Effective July 1, 2001, the "Standard Utility Allowance Details" screen under the "Expense/Shelter/Utility" Function will be updated and restructured:

 

·   the questions in the "Standard Utility Allowance Responses" box will be arranged according to application, beginning with the question regarding incurred costs for heat;

·   the utility-only question will be revised to include the need for 2 utilities;

·   an electric-only question will be added; and

·   the LIHEAP question will have been expanded to include the text "or do you anticipate applying for LIHEAP within the next 12 months?"

Note: Both the "begin" and "end" dates for this question must be updated at each redetermination. Enter the dates in the following way:

For individuals who have received LIHEAP assistance within the last year: enter the date the individual began to receive LIHEAP assistance as the "begin" date and the redetermination date as the "end" or "review" date.

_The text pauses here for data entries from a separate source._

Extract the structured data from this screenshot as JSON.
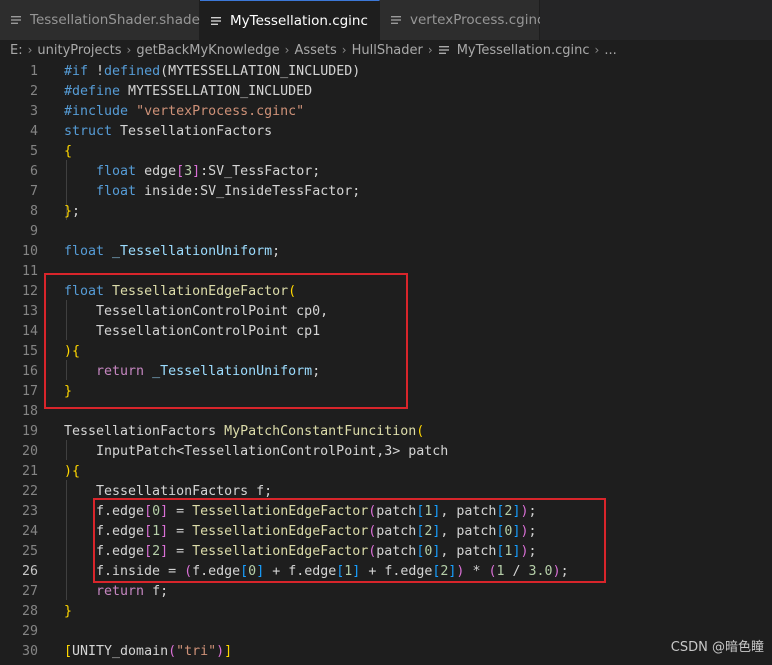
{
  "tabs": [
    {
      "label": "TessellationShader.shader",
      "icon": "lines-file-icon",
      "active": false
    },
    {
      "label": "MyTessellation.cginc",
      "icon": "lines-file-icon",
      "active": true,
      "close": "✕"
    },
    {
      "label": "vertexProcess.cginc",
      "icon": "lines-file-icon",
      "active": false
    }
  ],
  "breadcrumb": [
    "E:",
    "unityProjects",
    "getBackMyKnowledge",
    "Assets",
    "HullShader",
    "MyTessellation.cginc",
    "..."
  ],
  "editor": {
    "current_line": 26,
    "lines": [
      {
        "n": "1",
        "tokens": [
          [
            "tk-macro",
            "#if "
          ],
          [
            "tk-plain",
            "!"
          ],
          [
            "tk-kw",
            "defined"
          ],
          [
            "tk-plain",
            "(MYTESSELLATION_INCLUDED)"
          ]
        ]
      },
      {
        "n": "2",
        "tokens": [
          [
            "tk-macro",
            "#define "
          ],
          [
            "tk-plain",
            "MYTESSELLATION_INCLUDED"
          ]
        ]
      },
      {
        "n": "3",
        "tokens": [
          [
            "tk-macro",
            "#include "
          ],
          [
            "tk-str",
            "\"vertexProcess.cginc\""
          ]
        ]
      },
      {
        "n": "4",
        "tokens": [
          [
            "tk-kw",
            "struct "
          ],
          [
            "tk-plain",
            "TessellationFactors"
          ]
        ]
      },
      {
        "n": "5",
        "tokens": [
          [
            "tk-p1",
            "{"
          ]
        ]
      },
      {
        "n": "6",
        "tokens": [
          [
            "tk-plain",
            "    "
          ],
          [
            "tk-kw",
            "float "
          ],
          [
            "tk-plain",
            "edge"
          ],
          [
            "tk-p2",
            "["
          ],
          [
            "tk-num",
            "3"
          ],
          [
            "tk-p2",
            "]"
          ],
          [
            "tk-plain",
            ":SV_TessFactor;"
          ]
        ]
      },
      {
        "n": "7",
        "tokens": [
          [
            "tk-plain",
            "    "
          ],
          [
            "tk-kw",
            "float "
          ],
          [
            "tk-plain",
            "inside:SV_InsideTessFactor;"
          ]
        ]
      },
      {
        "n": "8",
        "tokens": [
          [
            "tk-p1",
            "}"
          ],
          [
            "tk-plain",
            ";"
          ]
        ]
      },
      {
        "n": "9",
        "tokens": []
      },
      {
        "n": "10",
        "tokens": [
          [
            "tk-kw",
            "float "
          ],
          [
            "tk-var",
            "_TessellationUniform"
          ],
          [
            "tk-plain",
            ";"
          ]
        ]
      },
      {
        "n": "11",
        "tokens": []
      },
      {
        "n": "12",
        "tokens": [
          [
            "tk-kw",
            "float "
          ],
          [
            "tk-fn",
            "TessellationEdgeFactor"
          ],
          [
            "tk-p1",
            "("
          ]
        ]
      },
      {
        "n": "13",
        "tokens": [
          [
            "tk-plain",
            "    TessellationControlPoint cp0,"
          ]
        ]
      },
      {
        "n": "14",
        "tokens": [
          [
            "tk-plain",
            "    TessellationControlPoint cp1"
          ]
        ]
      },
      {
        "n": "15",
        "tokens": [
          [
            "tk-p1",
            ")"
          ],
          [
            "tk-p1",
            "{"
          ]
        ]
      },
      {
        "n": "16",
        "tokens": [
          [
            "tk-plain",
            "    "
          ],
          [
            "tk-ctrl",
            "return "
          ],
          [
            "tk-var",
            "_TessellationUniform"
          ],
          [
            "tk-plain",
            ";"
          ]
        ]
      },
      {
        "n": "17",
        "tokens": [
          [
            "tk-p1",
            "}"
          ]
        ]
      },
      {
        "n": "18",
        "tokens": []
      },
      {
        "n": "19",
        "tokens": [
          [
            "tk-plain",
            "TessellationFactors "
          ],
          [
            "tk-fn",
            "MyPatchConstantFuncition"
          ],
          [
            "tk-p1",
            "("
          ]
        ]
      },
      {
        "n": "20",
        "tokens": [
          [
            "tk-plain",
            "    InputPatch<TessellationControlPoint,3> patch"
          ]
        ]
      },
      {
        "n": "21",
        "tokens": [
          [
            "tk-p1",
            ")"
          ],
          [
            "tk-p1",
            "{"
          ]
        ]
      },
      {
        "n": "22",
        "tokens": [
          [
            "tk-plain",
            "    TessellationFactors f;"
          ]
        ]
      },
      {
        "n": "23",
        "tokens": [
          [
            "tk-plain",
            "    f.edge"
          ],
          [
            "tk-p2",
            "["
          ],
          [
            "tk-num",
            "0"
          ],
          [
            "tk-p2",
            "]"
          ],
          [
            "tk-plain",
            " = "
          ],
          [
            "tk-fn",
            "TessellationEdgeFactor"
          ],
          [
            "tk-p2",
            "("
          ],
          [
            "tk-plain",
            "patch"
          ],
          [
            "tk-p3",
            "["
          ],
          [
            "tk-num",
            "1"
          ],
          [
            "tk-p3",
            "]"
          ],
          [
            "tk-plain",
            ", patch"
          ],
          [
            "tk-p3",
            "["
          ],
          [
            "tk-num",
            "2"
          ],
          [
            "tk-p3",
            "]"
          ],
          [
            "tk-p2",
            ")"
          ],
          [
            "tk-plain",
            ";"
          ]
        ]
      },
      {
        "n": "24",
        "tokens": [
          [
            "tk-plain",
            "    f.edge"
          ],
          [
            "tk-p2",
            "["
          ],
          [
            "tk-num",
            "1"
          ],
          [
            "tk-p2",
            "]"
          ],
          [
            "tk-plain",
            " = "
          ],
          [
            "tk-fn",
            "TessellationEdgeFactor"
          ],
          [
            "tk-p2",
            "("
          ],
          [
            "tk-plain",
            "patch"
          ],
          [
            "tk-p3",
            "["
          ],
          [
            "tk-num",
            "2"
          ],
          [
            "tk-p3",
            "]"
          ],
          [
            "tk-plain",
            ", patch"
          ],
          [
            "tk-p3",
            "["
          ],
          [
            "tk-num",
            "0"
          ],
          [
            "tk-p3",
            "]"
          ],
          [
            "tk-p2",
            ")"
          ],
          [
            "tk-plain",
            ";"
          ]
        ]
      },
      {
        "n": "25",
        "tokens": [
          [
            "tk-plain",
            "    f.edge"
          ],
          [
            "tk-p2",
            "["
          ],
          [
            "tk-num",
            "2"
          ],
          [
            "tk-p2",
            "]"
          ],
          [
            "tk-plain",
            " = "
          ],
          [
            "tk-fn",
            "TessellationEdgeFactor"
          ],
          [
            "tk-p2",
            "("
          ],
          [
            "tk-plain",
            "patch"
          ],
          [
            "tk-p3",
            "["
          ],
          [
            "tk-num",
            "0"
          ],
          [
            "tk-p3",
            "]"
          ],
          [
            "tk-plain",
            ", patch"
          ],
          [
            "tk-p3",
            "["
          ],
          [
            "tk-num",
            "1"
          ],
          [
            "tk-p3",
            "]"
          ],
          [
            "tk-p2",
            ")"
          ],
          [
            "tk-plain",
            ";"
          ]
        ]
      },
      {
        "n": "26",
        "tokens": [
          [
            "tk-plain",
            "    f.inside = "
          ],
          [
            "tk-p2",
            "("
          ],
          [
            "tk-plain",
            "f.edge"
          ],
          [
            "tk-p3",
            "["
          ],
          [
            "tk-num",
            "0"
          ],
          [
            "tk-p3",
            "]"
          ],
          [
            "tk-plain",
            " + f.edge"
          ],
          [
            "tk-p3",
            "["
          ],
          [
            "tk-num",
            "1"
          ],
          [
            "tk-p3",
            "]"
          ],
          [
            "tk-plain",
            " + f.edge"
          ],
          [
            "tk-p3",
            "["
          ],
          [
            "tk-num",
            "2"
          ],
          [
            "tk-p3",
            "]"
          ],
          [
            "tk-p2",
            ")"
          ],
          [
            "tk-plain",
            " * "
          ],
          [
            "tk-p2",
            "("
          ],
          [
            "tk-num",
            "1"
          ],
          [
            "tk-plain",
            " / "
          ],
          [
            "tk-num",
            "3.0"
          ],
          [
            "tk-p2",
            ")"
          ],
          [
            "tk-plain",
            ";"
          ]
        ]
      },
      {
        "n": "27",
        "tokens": [
          [
            "tk-plain",
            "    "
          ],
          [
            "tk-ctrl",
            "return "
          ],
          [
            "tk-plain",
            "f;"
          ]
        ]
      },
      {
        "n": "28",
        "tokens": [
          [
            "tk-p1",
            "}"
          ]
        ]
      },
      {
        "n": "29",
        "tokens": []
      },
      {
        "n": "30",
        "tokens": [
          [
            "tk-p1",
            "["
          ],
          [
            "tk-plain",
            "UNITY_domain"
          ],
          [
            "tk-p2",
            "("
          ],
          [
            "tk-str",
            "\"tri\""
          ],
          [
            "tk-p2",
            ")"
          ],
          [
            "tk-p1",
            "]"
          ]
        ]
      }
    ]
  },
  "watermark": "CSDN @暗色瞳",
  "colors": {
    "accent": "#3c78d8",
    "highlight_box": "#d9252b",
    "background": "#1e1e1e"
  }
}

For individuals who anticipate applying for LIHEAP assistance within the next 12 months: enter the current date as the "begin" date and the redetermination date as the "end" or "review" date.

 

Answering "Yes" to any of the Standard Utility Allowance Response questions will effectively prevent a "Yes" answer to any other Standard Utility Allowance Response question. However, answering "Yes" to the LIHEAP question will override any previous responses to the Standard Utility Allowance Response questions. A "Yes" answer to the LIHEAP question will ensure an automatic application of the full heat and utilities allowance to the household.

 

Earnings of Children

 

New HEIGHTS will be programmed as of July 1, 2001 to count the income of dependent minors according to new policy.

 

Disqualifications

 

Effective July 1, 2001, New HEIGHTS will have removed the TANF/FS Sanction alert prompting case workers to check for comparable disqualifications in other programs.

 

 

 

IMPLEMENTATION

 

The revised policy is effective July 1, 2001 for all initial applications and at the next case action or recertification occurring on or after July 1, 2001, whichever is sooner, for all current participants.

 

CLIENT NOTIFICATION

 

No special client notification is planned or needed. Clients will be advised of the new policies at initial eligibility interviews, redeterminations, or at the next case action.

 

TRAINING

 

No training is planned.

 

DISPOSITION

 

This SR may be deleted or destroyed once its contents have been noted and the revised manual topics released by this SR have been posted to the On-Line Manual.

 

DISTRIBUTION

 

This SR will be distributed according to the electronic distribution list for Division of Family Assistance policy releases. This SR, and revised On-Line Manuals, will be available for agency staff in the On-Line Manual Library, and for public access on the Internet at http://www.dhhs.state.nh.us/PMIndex.htm, effective July 1, 2001.

 

This SR, and printed pages with posting instructions, will be distributed under separate cover to all hard copy holders of the Food Stamp Manual.